Любит она свою работу!

Особенно её дороги те минуты творческого подъёма, когда душа её сливается с кистью и на полотне оживают сложные сюжеты, вскипают бурные страсти, вершатся судьбы…

Сегодня Эля должна окунуться в гущу людей, в толпу, в столкновение случайно пересекающихся характеров, настроений, амбиций, по-разному воспринимаемых истин, несовпадающих взглядов на правду, на справедливость, добро и зло. Она всё приметит, всё запомнит и творчески переработает в то, что добавит жизненной силы в загадочный, непостижимый образ вселенского врага за минуту до его пленения и сбрасывания в горящее серное озеро. В его взгляде должен быть мощный порыв. Должна быть твёрдая решимость, но в то же время, – и предчувствие краха.

Как выразить такое невыразимое?

Как совместить такое несовместимое?


Задумавшись, Эля столкнулась с шедшим навстречу мужчиной, тот выронил кулёк, из кулька посыпались каштаны. Они покатились по тротуару зигзагами, превращаясь в огромных жирных медведок. От их вида Элочка оцепенела. Её охватил всё тот же ужас, который она испытала минувшей ночью.

В кошмарном сне?

– Что стоишь? А ну, живо перелови их и посади в мой кулёк! – рявкнул на Элочку то её нечаянный визави.

– Почему Вы на меня кричите? – вышла из ступора Эля. – Когда сталкиваются двое, то виноваты обычно оба в одинаковой мере. Не нужно рычать на меня, как на служанку.

– А ты и есть моя безропотная служанка.

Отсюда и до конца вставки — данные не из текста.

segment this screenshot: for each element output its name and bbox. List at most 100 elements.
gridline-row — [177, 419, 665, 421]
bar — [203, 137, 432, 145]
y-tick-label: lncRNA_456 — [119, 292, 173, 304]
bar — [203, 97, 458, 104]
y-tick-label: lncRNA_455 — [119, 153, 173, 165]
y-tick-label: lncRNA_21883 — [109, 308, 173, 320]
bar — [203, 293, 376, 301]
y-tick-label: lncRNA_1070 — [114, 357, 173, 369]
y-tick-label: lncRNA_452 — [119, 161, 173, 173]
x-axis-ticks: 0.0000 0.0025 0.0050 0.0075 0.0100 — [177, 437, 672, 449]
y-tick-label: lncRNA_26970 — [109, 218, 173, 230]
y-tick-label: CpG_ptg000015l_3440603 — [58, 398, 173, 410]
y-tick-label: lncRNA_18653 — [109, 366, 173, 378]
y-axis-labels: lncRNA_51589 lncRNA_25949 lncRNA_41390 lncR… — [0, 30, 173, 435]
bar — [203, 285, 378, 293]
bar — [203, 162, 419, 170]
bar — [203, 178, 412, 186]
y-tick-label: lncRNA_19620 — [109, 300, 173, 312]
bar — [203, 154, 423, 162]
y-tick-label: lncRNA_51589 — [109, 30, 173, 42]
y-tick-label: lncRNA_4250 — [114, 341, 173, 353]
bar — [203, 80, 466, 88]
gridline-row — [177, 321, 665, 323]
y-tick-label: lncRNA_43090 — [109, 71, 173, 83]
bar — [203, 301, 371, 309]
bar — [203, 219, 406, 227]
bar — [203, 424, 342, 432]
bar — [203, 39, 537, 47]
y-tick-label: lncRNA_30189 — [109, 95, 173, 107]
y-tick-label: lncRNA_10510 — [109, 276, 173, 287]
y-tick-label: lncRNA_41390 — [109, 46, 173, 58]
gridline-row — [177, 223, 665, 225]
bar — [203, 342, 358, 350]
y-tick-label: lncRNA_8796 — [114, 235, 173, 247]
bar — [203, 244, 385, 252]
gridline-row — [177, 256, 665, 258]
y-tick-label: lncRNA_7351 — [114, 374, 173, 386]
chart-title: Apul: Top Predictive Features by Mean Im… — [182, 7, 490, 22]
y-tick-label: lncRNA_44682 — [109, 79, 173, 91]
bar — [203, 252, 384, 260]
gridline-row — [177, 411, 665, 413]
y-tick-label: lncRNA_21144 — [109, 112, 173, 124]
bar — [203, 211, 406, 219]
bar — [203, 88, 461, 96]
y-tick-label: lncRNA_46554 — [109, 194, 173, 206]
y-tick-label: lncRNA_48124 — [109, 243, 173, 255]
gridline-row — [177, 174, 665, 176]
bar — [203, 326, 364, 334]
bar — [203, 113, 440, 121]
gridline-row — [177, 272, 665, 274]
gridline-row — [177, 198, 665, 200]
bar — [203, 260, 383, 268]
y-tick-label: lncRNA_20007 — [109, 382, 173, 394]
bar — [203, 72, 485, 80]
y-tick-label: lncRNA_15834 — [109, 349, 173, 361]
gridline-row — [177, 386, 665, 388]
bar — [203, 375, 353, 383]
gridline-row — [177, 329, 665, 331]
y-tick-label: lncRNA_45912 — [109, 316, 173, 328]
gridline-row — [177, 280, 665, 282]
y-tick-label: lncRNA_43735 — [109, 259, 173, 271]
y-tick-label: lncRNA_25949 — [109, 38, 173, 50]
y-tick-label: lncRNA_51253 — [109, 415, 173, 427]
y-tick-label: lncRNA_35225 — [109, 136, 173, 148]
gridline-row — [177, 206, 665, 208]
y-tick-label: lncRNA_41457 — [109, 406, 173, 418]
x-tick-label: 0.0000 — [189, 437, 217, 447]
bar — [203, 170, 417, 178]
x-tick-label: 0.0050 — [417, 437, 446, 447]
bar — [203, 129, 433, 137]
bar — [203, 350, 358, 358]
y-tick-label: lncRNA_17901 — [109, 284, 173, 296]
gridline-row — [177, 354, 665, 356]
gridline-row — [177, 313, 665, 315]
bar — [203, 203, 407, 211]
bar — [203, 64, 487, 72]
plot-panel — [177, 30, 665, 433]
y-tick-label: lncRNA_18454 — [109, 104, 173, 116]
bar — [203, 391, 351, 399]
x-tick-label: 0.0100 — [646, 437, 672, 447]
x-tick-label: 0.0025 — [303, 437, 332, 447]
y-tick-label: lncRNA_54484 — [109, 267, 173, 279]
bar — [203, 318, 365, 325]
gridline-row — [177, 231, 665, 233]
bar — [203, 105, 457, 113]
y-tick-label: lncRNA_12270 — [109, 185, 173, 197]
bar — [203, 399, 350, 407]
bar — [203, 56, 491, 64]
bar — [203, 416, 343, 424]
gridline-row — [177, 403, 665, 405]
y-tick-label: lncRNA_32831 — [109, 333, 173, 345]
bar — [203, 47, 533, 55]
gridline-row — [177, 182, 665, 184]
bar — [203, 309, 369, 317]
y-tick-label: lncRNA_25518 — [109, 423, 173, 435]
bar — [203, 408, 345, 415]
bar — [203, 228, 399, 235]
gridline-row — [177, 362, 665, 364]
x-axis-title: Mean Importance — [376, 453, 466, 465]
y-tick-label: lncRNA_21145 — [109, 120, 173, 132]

Или клятву свою забыла? – вонзил в Элочку жесткий взгляд незнакомец.

Элочка ответила ему недоверчивым взглядом… и помертвела от внезапной волны вопиющего ужаса: вместо человека перед нею возник тот, у которого много имён, но все они – обман, ибо и сам он есть ложь и отец лжи.

– Дура! – страшно пророкотал Элочкин Господин, – Возомнила себя художницей! Мой лик дерзнула изобразить! Не хватило ума понять, что я непознаваем и неописуем! Поторопись исполнить мой приказ и следуй за мной! Сегодня ты будешь наказана за свою природную бестолковость и теперешнюю нерасторопность. Розгами учить тебя будем уму и беспрекословному послушанию!

После этих устрашающих слов Элочкин Господин произнёс очень короткое, но незапоминающееся заклинание, и медведки вновь превратились в каштаны. Элочка боязливо собрала их в кулёк и покорно последовала за своим Господином, держа кулёк подальше от себя на вытянутых руках.


Они вышли на незнакомую Элочке улицу, перешли на другую,.. на десятую. Казалось, они ходили по кругу, и Элочка потеряла ориентиры. В подъезде панельной пятиэтажки, куда они вошли, было грязно и гадко. Там остро пахло мочой, пылью и прогорклой кислятиной. Штукатурка на стерах обвалилась, а сохранившиеся её участки были разрисованы и исписаны самой отборной похабщиной. На полу валялись пустые бутылки, битые стёкла, окурки, шприцы, клочья грязной бумаги и прочий хлам. Лифт не работал.

Столь же «живописным», под стать картинам первого этажа, был интерьер остальных этажей этого убогого подъезда, терзаемого беспечностью властей и разнузданным вандализмом безвластных.

По пути на пятый этаж Эля и её Господин миновали шестнадцать обшарпанных входных дверей в квартиры ютящихся там жильцов. Элочке казалось, что они проходят по зоопарку мимо клеток с крикливыми попугаями, с беснующимися обезьянами, с разъярёнными хищниками. Шум, гам, истерики, ругань, громкий рёв истязателей и жалобные вопли истязаемых. Где-то – оглушительная музыка, выносящая мозг и опустошающая душу, где-то надрывное пение из тюремного репертуара, где-то бранная, а где-то фразообразующаяматершина.